What kinds of models can be implemented in Jaxley?#
Jaxley focuses on biophysical, Hodgkin-Huxley-type models. You can think of Jaxley like the NEURON simulator written in JAX.
Jaxley allows to simulate the following types of models, as well as networks thereof:
single-compartment (point neuron) Hodgkin-Huxley models
multi-compartment Hodgkin-Huxley models
rate-based neuron models (tutorial here)
For all of these models, Jaxley is flexible and accurate. For example, it can flexibly add new channel models, use different kinds of synapses (conductance-based, tanh, …), it can insert different kinds of channels in different branches (or compartments) within single cells, and it can simulate complex ion dynamics (diffusion, pumps,…). Like NEURON, Jaxley implements a backward-Euler solver for stable numerical solution of multi-compartment neurons.

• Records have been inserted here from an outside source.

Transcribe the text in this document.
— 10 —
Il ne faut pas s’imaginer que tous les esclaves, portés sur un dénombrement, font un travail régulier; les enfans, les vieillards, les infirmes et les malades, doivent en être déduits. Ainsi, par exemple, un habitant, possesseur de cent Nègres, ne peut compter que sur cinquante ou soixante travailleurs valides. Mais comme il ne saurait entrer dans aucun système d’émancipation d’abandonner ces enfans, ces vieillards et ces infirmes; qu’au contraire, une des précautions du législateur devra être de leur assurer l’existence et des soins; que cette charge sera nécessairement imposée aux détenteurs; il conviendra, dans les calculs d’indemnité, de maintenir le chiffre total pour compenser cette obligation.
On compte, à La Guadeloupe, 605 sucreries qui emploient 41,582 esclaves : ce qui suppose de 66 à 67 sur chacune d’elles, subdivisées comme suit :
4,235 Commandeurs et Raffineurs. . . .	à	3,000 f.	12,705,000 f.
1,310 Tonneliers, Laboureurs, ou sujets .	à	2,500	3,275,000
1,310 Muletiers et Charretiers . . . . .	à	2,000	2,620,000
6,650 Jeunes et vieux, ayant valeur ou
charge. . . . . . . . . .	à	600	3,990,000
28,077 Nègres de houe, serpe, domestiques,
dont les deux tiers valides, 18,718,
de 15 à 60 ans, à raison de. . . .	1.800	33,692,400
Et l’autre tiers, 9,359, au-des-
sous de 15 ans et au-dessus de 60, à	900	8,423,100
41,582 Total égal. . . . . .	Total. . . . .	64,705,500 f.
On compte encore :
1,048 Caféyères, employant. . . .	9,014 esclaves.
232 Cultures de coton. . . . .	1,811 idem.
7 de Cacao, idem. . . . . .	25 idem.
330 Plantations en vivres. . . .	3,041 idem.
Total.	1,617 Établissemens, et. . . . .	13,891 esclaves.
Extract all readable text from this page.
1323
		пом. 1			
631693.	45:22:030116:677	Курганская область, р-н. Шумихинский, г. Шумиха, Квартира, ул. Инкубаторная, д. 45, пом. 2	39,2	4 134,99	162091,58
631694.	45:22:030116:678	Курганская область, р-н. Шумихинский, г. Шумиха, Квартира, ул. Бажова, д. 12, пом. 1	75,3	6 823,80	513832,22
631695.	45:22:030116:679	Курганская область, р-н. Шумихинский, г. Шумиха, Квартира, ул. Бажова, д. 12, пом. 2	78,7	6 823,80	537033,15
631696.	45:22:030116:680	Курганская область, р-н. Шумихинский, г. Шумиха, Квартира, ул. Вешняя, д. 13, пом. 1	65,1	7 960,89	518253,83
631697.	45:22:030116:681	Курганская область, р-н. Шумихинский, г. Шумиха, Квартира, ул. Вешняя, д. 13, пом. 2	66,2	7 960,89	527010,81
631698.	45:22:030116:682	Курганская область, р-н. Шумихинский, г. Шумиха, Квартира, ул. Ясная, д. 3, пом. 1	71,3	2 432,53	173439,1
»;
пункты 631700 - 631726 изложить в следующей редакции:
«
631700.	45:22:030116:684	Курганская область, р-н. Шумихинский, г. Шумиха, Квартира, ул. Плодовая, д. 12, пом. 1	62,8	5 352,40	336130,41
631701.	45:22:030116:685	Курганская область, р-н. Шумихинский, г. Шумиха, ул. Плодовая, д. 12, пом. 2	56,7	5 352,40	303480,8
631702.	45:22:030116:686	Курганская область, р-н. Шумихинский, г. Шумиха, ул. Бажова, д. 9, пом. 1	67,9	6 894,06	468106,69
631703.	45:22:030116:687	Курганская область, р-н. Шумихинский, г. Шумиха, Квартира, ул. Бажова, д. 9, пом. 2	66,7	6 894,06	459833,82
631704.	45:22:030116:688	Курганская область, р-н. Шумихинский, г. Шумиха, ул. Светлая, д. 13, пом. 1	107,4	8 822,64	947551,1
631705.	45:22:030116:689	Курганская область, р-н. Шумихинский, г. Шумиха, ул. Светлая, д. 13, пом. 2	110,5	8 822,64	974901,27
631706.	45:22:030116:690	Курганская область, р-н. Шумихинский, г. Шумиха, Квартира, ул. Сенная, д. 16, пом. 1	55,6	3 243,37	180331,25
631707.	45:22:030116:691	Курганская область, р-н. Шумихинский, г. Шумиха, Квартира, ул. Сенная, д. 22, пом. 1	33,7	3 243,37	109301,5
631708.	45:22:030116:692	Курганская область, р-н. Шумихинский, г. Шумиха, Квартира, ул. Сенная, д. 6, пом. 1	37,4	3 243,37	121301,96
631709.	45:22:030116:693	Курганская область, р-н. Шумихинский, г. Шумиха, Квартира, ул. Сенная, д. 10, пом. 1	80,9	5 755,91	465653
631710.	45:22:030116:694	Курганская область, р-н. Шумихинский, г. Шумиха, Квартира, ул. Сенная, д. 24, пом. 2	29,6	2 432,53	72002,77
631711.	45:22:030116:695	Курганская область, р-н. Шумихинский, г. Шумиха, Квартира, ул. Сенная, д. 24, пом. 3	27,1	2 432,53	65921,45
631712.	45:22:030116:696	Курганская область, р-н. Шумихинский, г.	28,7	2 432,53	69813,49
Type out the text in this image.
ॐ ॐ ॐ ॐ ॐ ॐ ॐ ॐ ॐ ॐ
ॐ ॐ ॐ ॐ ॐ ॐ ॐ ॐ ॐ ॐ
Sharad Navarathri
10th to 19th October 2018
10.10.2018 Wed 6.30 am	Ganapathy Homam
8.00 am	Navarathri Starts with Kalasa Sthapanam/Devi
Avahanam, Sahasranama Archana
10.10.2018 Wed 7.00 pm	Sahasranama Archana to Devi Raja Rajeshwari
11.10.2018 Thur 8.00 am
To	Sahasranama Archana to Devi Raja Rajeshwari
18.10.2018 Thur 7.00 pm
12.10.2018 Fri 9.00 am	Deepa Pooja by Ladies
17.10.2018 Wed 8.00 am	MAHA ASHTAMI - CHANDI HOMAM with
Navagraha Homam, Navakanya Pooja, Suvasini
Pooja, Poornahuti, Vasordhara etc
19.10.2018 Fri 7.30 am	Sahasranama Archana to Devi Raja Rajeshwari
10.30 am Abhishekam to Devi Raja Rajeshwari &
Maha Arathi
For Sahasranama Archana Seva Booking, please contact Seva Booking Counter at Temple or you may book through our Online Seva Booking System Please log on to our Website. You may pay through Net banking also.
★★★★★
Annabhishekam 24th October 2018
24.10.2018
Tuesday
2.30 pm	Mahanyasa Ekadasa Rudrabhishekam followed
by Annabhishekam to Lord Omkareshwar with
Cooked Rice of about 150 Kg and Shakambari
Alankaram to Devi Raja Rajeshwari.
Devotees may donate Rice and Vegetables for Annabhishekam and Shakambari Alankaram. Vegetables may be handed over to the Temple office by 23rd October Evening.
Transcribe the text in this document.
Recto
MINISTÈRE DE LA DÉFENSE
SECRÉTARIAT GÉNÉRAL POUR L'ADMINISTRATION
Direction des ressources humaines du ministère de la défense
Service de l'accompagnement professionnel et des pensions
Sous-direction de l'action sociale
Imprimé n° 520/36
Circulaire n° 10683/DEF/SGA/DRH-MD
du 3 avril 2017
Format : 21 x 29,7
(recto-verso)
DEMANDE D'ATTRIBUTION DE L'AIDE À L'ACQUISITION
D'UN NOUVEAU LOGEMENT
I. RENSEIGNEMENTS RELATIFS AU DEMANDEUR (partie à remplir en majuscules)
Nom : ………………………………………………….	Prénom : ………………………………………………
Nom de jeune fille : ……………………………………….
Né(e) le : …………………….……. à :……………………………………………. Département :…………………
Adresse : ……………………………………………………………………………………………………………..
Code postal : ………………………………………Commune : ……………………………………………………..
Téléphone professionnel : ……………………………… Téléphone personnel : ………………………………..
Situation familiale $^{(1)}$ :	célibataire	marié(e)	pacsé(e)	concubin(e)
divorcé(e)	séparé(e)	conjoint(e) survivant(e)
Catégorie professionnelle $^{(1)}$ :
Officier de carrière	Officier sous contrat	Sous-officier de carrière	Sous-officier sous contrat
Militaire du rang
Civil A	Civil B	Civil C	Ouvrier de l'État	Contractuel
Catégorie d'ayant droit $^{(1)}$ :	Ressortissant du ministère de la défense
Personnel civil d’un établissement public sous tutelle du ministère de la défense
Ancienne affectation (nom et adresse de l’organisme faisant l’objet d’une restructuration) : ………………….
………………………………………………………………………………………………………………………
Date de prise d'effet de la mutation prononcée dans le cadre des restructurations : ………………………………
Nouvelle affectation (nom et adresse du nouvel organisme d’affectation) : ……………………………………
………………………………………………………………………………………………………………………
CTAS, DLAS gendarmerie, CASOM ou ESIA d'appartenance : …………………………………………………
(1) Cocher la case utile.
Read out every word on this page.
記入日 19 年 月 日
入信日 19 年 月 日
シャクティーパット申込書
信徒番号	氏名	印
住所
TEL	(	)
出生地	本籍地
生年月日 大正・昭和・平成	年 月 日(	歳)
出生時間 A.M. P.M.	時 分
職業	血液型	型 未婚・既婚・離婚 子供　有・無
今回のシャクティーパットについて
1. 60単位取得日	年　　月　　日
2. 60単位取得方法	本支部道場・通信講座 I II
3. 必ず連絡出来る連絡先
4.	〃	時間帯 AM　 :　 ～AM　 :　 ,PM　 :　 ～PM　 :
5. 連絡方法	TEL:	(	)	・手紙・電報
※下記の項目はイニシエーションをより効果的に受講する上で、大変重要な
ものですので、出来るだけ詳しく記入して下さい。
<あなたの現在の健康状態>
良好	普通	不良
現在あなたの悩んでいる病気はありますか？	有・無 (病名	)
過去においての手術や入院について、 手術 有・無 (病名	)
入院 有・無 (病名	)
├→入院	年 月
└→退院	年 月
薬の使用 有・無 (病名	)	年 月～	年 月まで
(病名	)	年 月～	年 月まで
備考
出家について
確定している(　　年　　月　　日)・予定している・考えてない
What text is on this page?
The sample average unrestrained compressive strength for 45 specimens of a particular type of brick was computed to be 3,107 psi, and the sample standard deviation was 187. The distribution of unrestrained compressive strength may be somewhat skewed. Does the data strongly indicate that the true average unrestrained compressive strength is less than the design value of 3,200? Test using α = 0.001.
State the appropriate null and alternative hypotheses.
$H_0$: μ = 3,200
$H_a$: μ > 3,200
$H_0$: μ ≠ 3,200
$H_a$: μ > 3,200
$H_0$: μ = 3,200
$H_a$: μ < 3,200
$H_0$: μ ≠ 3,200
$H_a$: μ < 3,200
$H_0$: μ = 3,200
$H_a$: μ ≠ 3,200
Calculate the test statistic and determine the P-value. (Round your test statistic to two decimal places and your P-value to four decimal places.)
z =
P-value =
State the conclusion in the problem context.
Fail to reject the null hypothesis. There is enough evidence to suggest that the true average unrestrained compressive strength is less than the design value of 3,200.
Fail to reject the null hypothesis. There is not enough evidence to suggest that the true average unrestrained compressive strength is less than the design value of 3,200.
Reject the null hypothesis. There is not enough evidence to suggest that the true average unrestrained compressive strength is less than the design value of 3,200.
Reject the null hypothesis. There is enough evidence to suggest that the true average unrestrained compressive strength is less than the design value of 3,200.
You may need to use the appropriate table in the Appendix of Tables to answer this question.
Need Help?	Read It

In addition to these biophysical neuron models, Jaxley can also simulate simplified models, see the tutorial here. In particular, Jaxley supports:
Leaky-integrate-and-fire (LIF) neurons,
Izhikevich neurons,
Rate-based neurons.
Jaxley also supports networks of these neurons.
Note that, for LIF and Izhikevich neuron models, Jaxley does not yet support surrogate gradient descent, which is required for efficient training due to the discontinuity of spikes in these models.